Nampak hadir saat tinjauan pihak managemen Pakuwon Mall dan sejumlah warga terdampak serta Babinkamtibmas kelurahan setempat.
Anggota Komisi C DPRD Kota Semarang, Dini Inayati menyampaikan, pihaknya mengapresiasi sudah ada upaya perbaikan rumah warga, namun meminta segera ditangani lebih cepat.
“Jangan sampai penanganannya berlarut-larut, justru terjadi hal yang membahayakan penghuninya. Apalagi kerusakanya yang termasuk kritis dan harus ditangani dengan cepat,” ujarnya, kepada awak media usai tinjauan lapangan.
Dewan menilai, saat tinjauan secara langsung Pakuwon ada itikad baik untuk perbaikan rumah warga, bahkan mengantisipasi keretakan serupa lagi.
“Tadi kami melihat sudah ada pelaksanaan perbaikan dari tanggungan Pakuwon dan masih ada beberapa lagi yang warganya minta diganti untung. Tapi dari keterangan pihak Pakuwon Mall memang belum ada skema ganti untung, sehingga kami dorong harus ada mediasi lanjutan terkait penanganannya,” paparnya.
Kemudian, kata Dini, saat di lapangan yang disorot dewan, nasib rumah warga yang merupakan tanggunjawab atau kewenangan dari Kementerian PU, yaitu ada lima rumah warga belum dilakukan perbaikan.
“Ini kan projeknya sudah selesai, seharusnya Pemkot Semarang, juga bisa memfasilitasi warga dan Kementerian PU, pihak proyek jalan Gombel Lama dan Pakuwon Mall supaya ada titik terang,”imbuh Dini.
Karena awal pengerjaan, ada dua proyek yang berjalan bersamaan, yaitu pembangunan jalan Gombel Lama dan Pakuwon Mall.
“Dari sisi teknis, karena lahan wilayah patahan perlu membuat lahan menjadi stabil dahulu. Jadi perlu Pemkot Semarang untuk ikut turun tangan memediasi warga yang rumahnya segera diintervensi,”pungkasnya.
Sementara itu, salah satu warga terdampak, Afwan, warga RT06 RW 5 Kelurahan Tinjomoyo, Banyumanik menjelaskan, ada sebanyak 19 warga terdampak karena proyek pembangunan Pakuwon Mall. Dari 19 rumah tersebut, disampaikan ada dua pihak sebagai penanggungjawab renovasi rumah, lima rumah diperbaiki pihak Kementerian PU, melalui proyek jalan gombel lama, sedangkan 14 rumah lainnya menjadi tanggungjawab dari Pakuwon Mall.

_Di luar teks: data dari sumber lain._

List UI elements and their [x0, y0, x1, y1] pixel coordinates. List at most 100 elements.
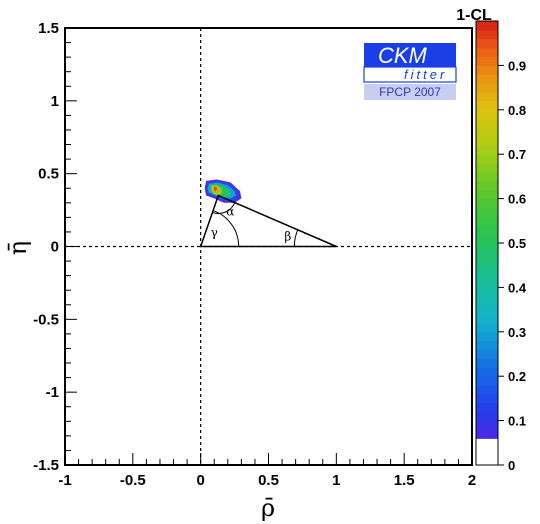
colorbar-segment	[476, 456, 498, 466]
x-tick-label: -0.5	[120, 472, 146, 489]
colorbar-segment	[476, 296, 498, 306]
x-tick-label: 0	[196, 472, 204, 489]
colorbar-segment	[476, 92, 498, 102]
colorbar-tick-label: 0	[508, 458, 515, 473]
x-tick-label: 2	[468, 472, 476, 489]
colorbar-segment	[476, 163, 498, 173]
ckmfitter-logo: CKM fitter FPCP 2007	[363, 43, 457, 100]
confidence-region	[204, 179, 242, 203]
colorbar-segment	[476, 74, 498, 84]
colorbar-segment	[476, 109, 498, 120]
colorbar-segment	[476, 198, 498, 208]
x-tick-label: 1.5	[394, 472, 415, 489]
y-tick-label: -1.5	[33, 457, 59, 474]
colorbar-segment	[476, 385, 498, 395]
colorbar-tick-label: 0.4	[508, 280, 527, 295]
logo-main-band	[364, 43, 456, 67]
colorbar-segment	[476, 260, 498, 271]
logo-conference-text: FPCP 2007	[379, 85, 441, 99]
colorbar-segment	[476, 429, 498, 439]
colorbar-segment	[476, 314, 498, 324]
colorbar-tick-label: 0.7	[508, 147, 526, 162]
colorbar-segment	[476, 100, 498, 111]
colorbar-tick-label: 0.5	[508, 236, 526, 251]
colorbar-segment	[476, 216, 498, 226]
colorbar-segment	[476, 447, 498, 457]
colorbar-segment	[476, 420, 498, 430]
colorbar-segment	[476, 180, 498, 191]
beta-label: β	[284, 230, 291, 244]
colorbar-segment	[476, 376, 498, 386]
colorbar-segment	[476, 402, 498, 413]
colorbar-segment	[476, 136, 498, 146]
colorbar-tick-label: 0.8	[508, 103, 526, 118]
colorbar-segment	[476, 251, 498, 262]
logo-sub-text: fitter	[404, 67, 447, 82]
region-contour-6	[214, 186, 217, 192]
colorbar-segment	[476, 243, 498, 253]
colorbar-segment	[476, 340, 498, 351]
colorbar-segment	[476, 29, 498, 40]
logo-main-text: CKM	[378, 43, 428, 68]
y-tick-label: -0.5	[33, 311, 59, 328]
colorbar-segment	[476, 207, 498, 217]
axis-ticks	[64, 27, 473, 466]
colorbar-tick-label: 0.3	[508, 325, 526, 340]
x-tick-label: 1	[332, 472, 340, 489]
colorbar-ticks: 0 0.1 0.2 0.3 0.4 0.5 0.6 0.7 0.8 0.9	[498, 58, 527, 473]
alpha-arc	[212, 202, 236, 215]
y-tick-labels: -1.5 -1 -0.5 0 0.5 1 1.5	[33, 20, 59, 474]
colorbar-segment	[476, 358, 498, 368]
y-tick-label: 1	[51, 93, 59, 110]
x-tick-label: 0.5	[258, 472, 279, 489]
gamma-label: γ	[211, 226, 218, 240]
colorbar-segment	[476, 278, 498, 288]
x-tick-label: -1	[58, 472, 71, 489]
colorbar-segment	[476, 322, 498, 333]
colorbar-segment	[476, 65, 498, 75]
colorbar-segment	[476, 411, 498, 422]
colorbar-segment	[476, 38, 498, 49]
beta-arc	[293, 229, 299, 247]
y-tick-label: 0	[51, 239, 59, 256]
colorbar-tick-label: 0.2	[508, 369, 526, 384]
colorbar-segment	[476, 83, 498, 93]
alpha-label: α	[226, 205, 234, 219]
y-tick-label: 0.5	[38, 166, 59, 183]
colorbar-segment	[476, 145, 498, 155]
colorbar-segment	[476, 331, 498, 342]
colorbar-segment	[476, 269, 498, 280]
y-tick-label: -1	[46, 384, 59, 401]
x-axis-title: ρ̄	[261, 494, 275, 522]
colorbar-segment	[476, 305, 498, 315]
colorbar-segment	[476, 118, 498, 129]
y-axis-title: η̄	[4, 241, 32, 255]
colorbar-segment	[476, 349, 498, 359]
colorbar-tick-label: 0.9	[508, 58, 526, 73]
y-tick-label: 1.5	[38, 20, 59, 37]
colorbar-segment	[476, 287, 498, 297]
logo-sub-band	[363, 66, 457, 83]
colorbar-segment	[476, 21, 498, 31]
colorbar-segment	[476, 171, 498, 182]
colorbar-segment	[476, 438, 498, 448]
colorbar-segment	[476, 234, 498, 244]
colorbar-segment	[476, 47, 498, 58]
colorbar-tick-label: 0.1	[508, 414, 526, 429]
colorbar-segment	[476, 367, 498, 377]
logo-conference-band	[364, 84, 456, 100]
gamma-arc	[212, 210, 240, 247]
colorbar-segment	[476, 56, 498, 66]
x-tick-labels: -1 -0.5 0 0.5 1 1.5 2	[58, 472, 476, 489]
triangle-outline	[199, 194, 337, 248]
colorbar-segment	[476, 189, 498, 200]
colorbar-segment	[476, 127, 498, 137]
colorbar-tick-label: 0.6	[508, 192, 526, 207]
unitarity-triangle: γ β α	[199, 194, 337, 248]
colorbar	[476, 21, 498, 466]
colorbar-segment	[476, 154, 498, 164]
colorbar-segment	[476, 393, 498, 404]
colorbar-title: 1-CL	[456, 7, 492, 24]
colorbar-segment	[476, 225, 498, 235]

Dirinya mengaku sudah beberapa kali disurvei oleh pihak Pakuwon Mall untuk diperbaiki, dan terakhir disidak langsung oleh Dewan.
“Saya maunya diganti untung, tidak mau kalau ditambal sulam. Karena, kerusakan fondasi rumah, dan sebagian bangunan rumah mengalami keretakan dinding dan bagian lantai, kamar tidur jadi turun. Kalau ditempati takut dan tidak nyaman,” ujarnya.
Afwan khawatir jika hanya ditangani tambal sulam kerusakan bisa lebih parah dan membahayakan penghuni di dalamnya.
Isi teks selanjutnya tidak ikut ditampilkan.